Fire fascinates me. I can and do sit by a fire for hours like others will for television. I see things in the fire- visions. If I am at peace I can sometimes understand things better because of what the fire says. I imagine it is the same practice that the old soothsayers or shamans found so helpful in their arts. There is tremendous power in the connection between fire and magic. Fire itself might be the last bit of magic left from the old world that we can still conjure with relative ease.
Many times I have gone to the ashes of the fire from the previous night, or even longer, and have been able to stir a flame back to life. This feels like magic to me. If I want one after that small flame comes, I can turn it into a grand blazing pyre once again. And there I can sit and listen to nature. My property joins a minor flood plain to the back end. My fire pit is just on the edge of this little ecosystem. During this time of year the spring peepers come alive from the earth, another bit of old world magic, I’d say. They fill the air with their music. On nights such as these I can relax in peace surrounded my the frog concerto and my fire.
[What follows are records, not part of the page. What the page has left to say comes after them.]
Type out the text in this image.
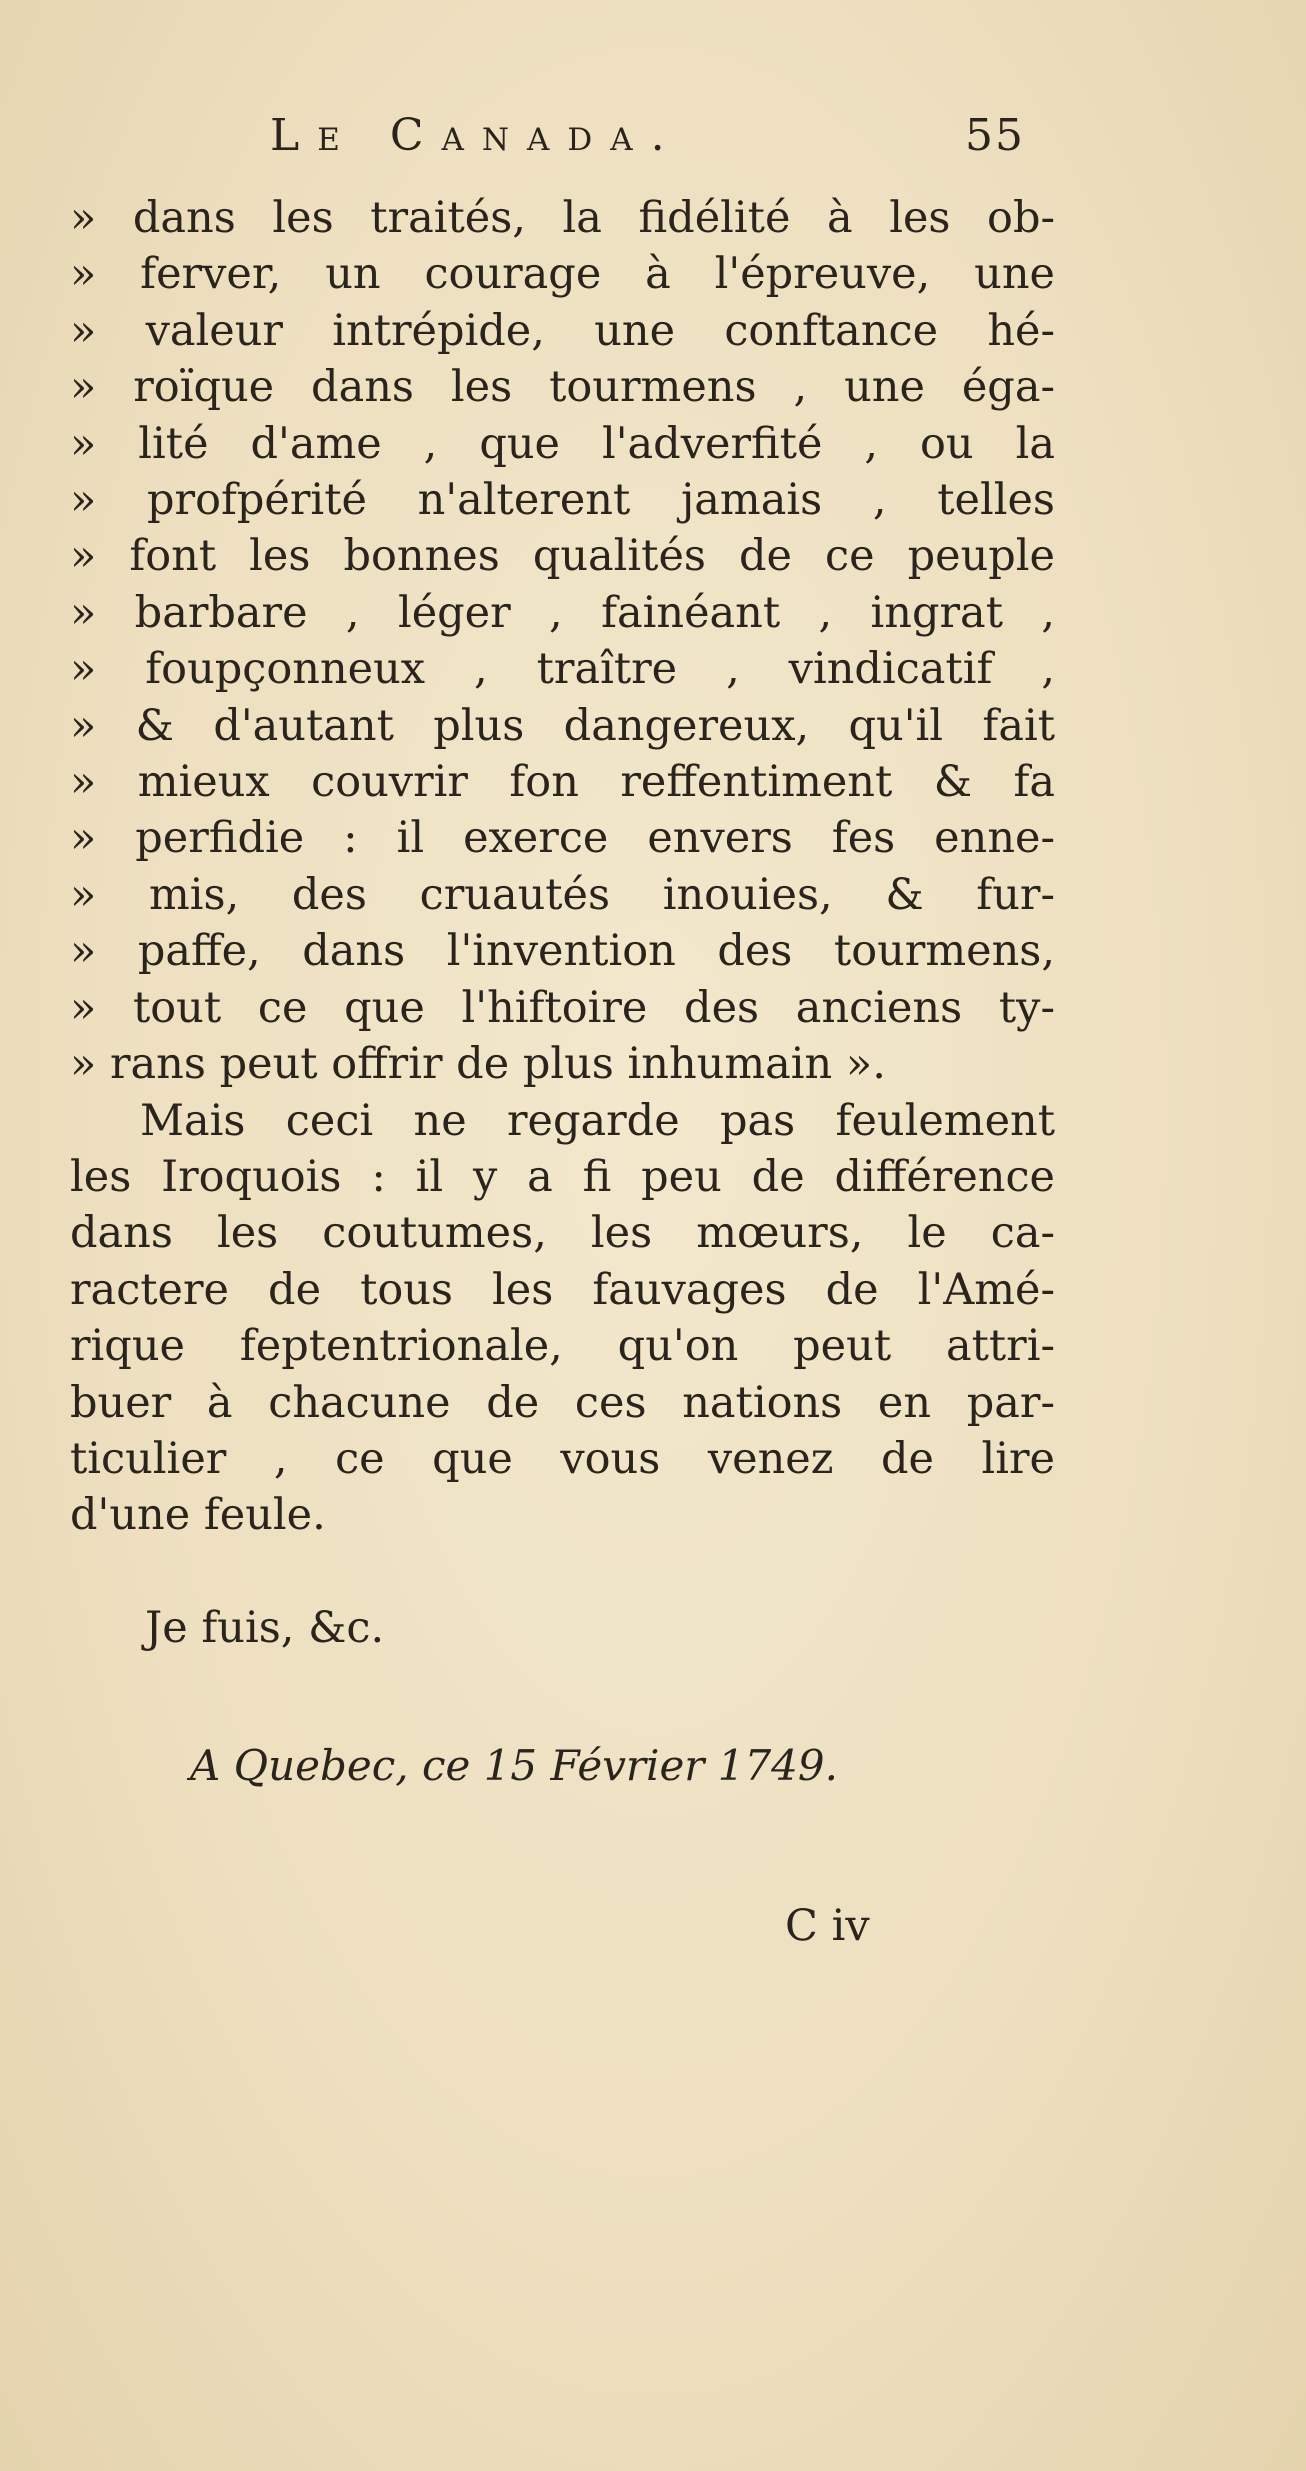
Le Canada.	55
» dans les traités, la fidélité à les ob-
» ferver, un courage à l'épreuve, une
» valeur intrépide, une conftance hé-
» roïque dans les tourmens , une éga-
» lité d'ame , que l'adverfité , ou la
» profpérité n'alterent jamais , telles
» font les bonnes qualités de ce peuple
» barbare , léger , fainéant , ingrat ,
» foupçonneux , traître , vindicatif ,
» & d'autant plus dangereux, qu'il fait
» mieux couvrir fon reffentiment & fa
» perfidie : il exerce envers fes enne-
» mis, des cruautés inouies, & fur-
» paffe, dans l'invention des tourmens,
» tout ce que l'hiftoire des anciens ty-
» rans peut offrir de plus inhumain ».
Mais ceci ne regarde pas feulement
les Iroquois : il y a fi peu de différence
dans les coutumes, les mœurs, le ca-
ractere de tous les fauvages de l'Amé-
rique feptentrionale, qu'on peut attri-
buer à chacune de ces nations en par-
ticulier , ce que vous venez de lire
d'une feule.
Je fuis, &c.
A Quebec, ce 15 Février 1749.
C iv
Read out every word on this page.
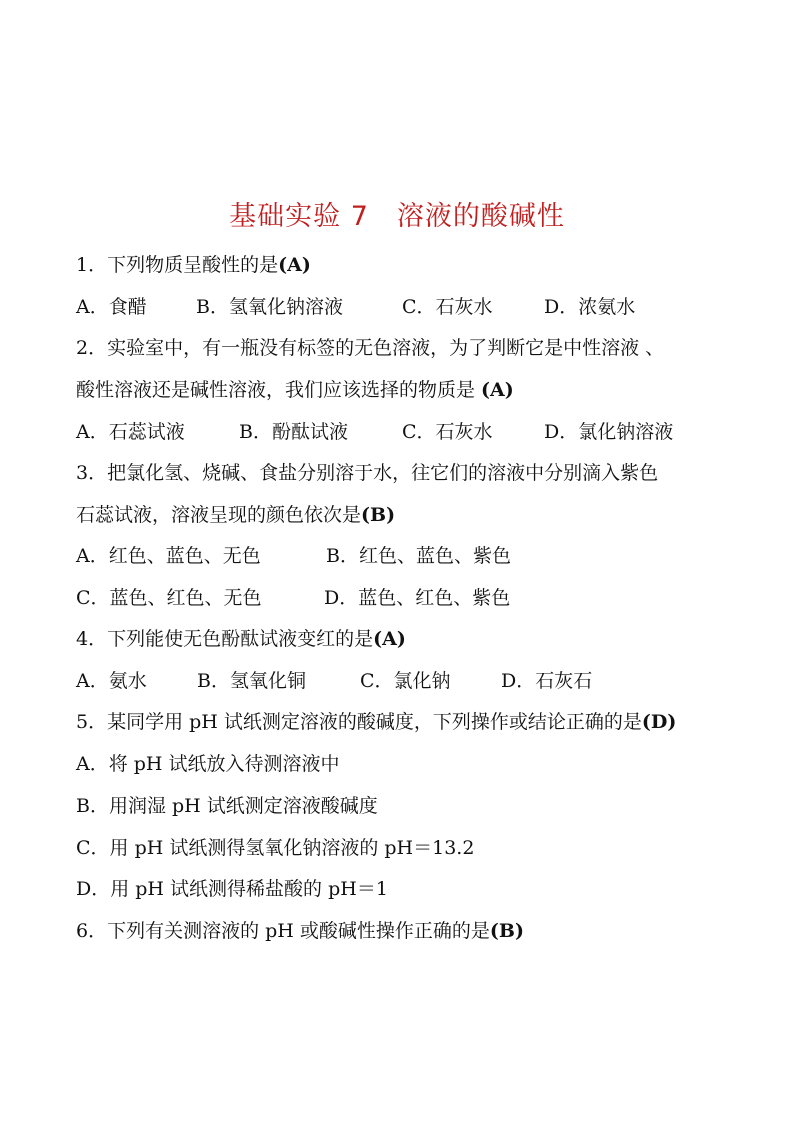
基础实验 7　溶液的酸碱性
1．下列物质呈酸性的是(A)
A．食醋	B．氢氧化钠溶液	C．石灰水	D．浓氨水
2．实验室中，有一瓶没有标签的无色溶液，为了判断它是中性溶液 、
酸性溶液还是碱性溶液，我们应该选择的物质是 (A)
A．石蕊试液	B．酚酞试液	C．石灰水	D．氯化钠溶液
3．把氯化氢、烧碱、食盐分别溶于水，往它们的溶液中分别滴入紫色
石蕊试液，溶液呈现的颜色依次是(B)
A．红色、蓝色、无色	B．红色、蓝色、紫色
C．蓝色、红色、无色	D．蓝色、红色、紫色
4．下列能使无色酚酞试液变红的是(A)
A．氨水	B．氢氧化铜	C．氯化钠	D．石灰石
5．某同学用 pH 试纸测定溶液的酸碱度，下列操作或结论正确的是(D)
A．将 pH 试纸放入待测溶液中
B．用润湿 pH 试纸测定溶液酸碱度
C．用 pH 试纸测得氢氧化钠溶液的 pH＝13.2
D．用 pH 试纸测得稀盐酸的 pH＝1
6．下列有关测溶液的 pH 或酸碱性操作正确的是(B)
Nature takes notice of fires, too. Often while I sit, something comes along the edge of the light, not quite close enough to be seen, yet certainly not worried about being heard. Maybe it’s young kits wandering away from the fox den. It could be curious coyotes. Whatever it is, I don’t fear it. I think this is why it comes so close.
Finally the scene becomes most impressive because of the moon and stars. The moon, sometimes brilliant in a clear sky, traces her well-known path through the night. The stars, not as plain as they must have been in the past, lay out their mysteries for the most clever sages to solve. All of this for a bit of effort and industry. I hope the fires never cease to impress me. I hope I don’t ever forget how to see them, and how to listen. There is so little magic left in this world. What a pity it would be to never see it.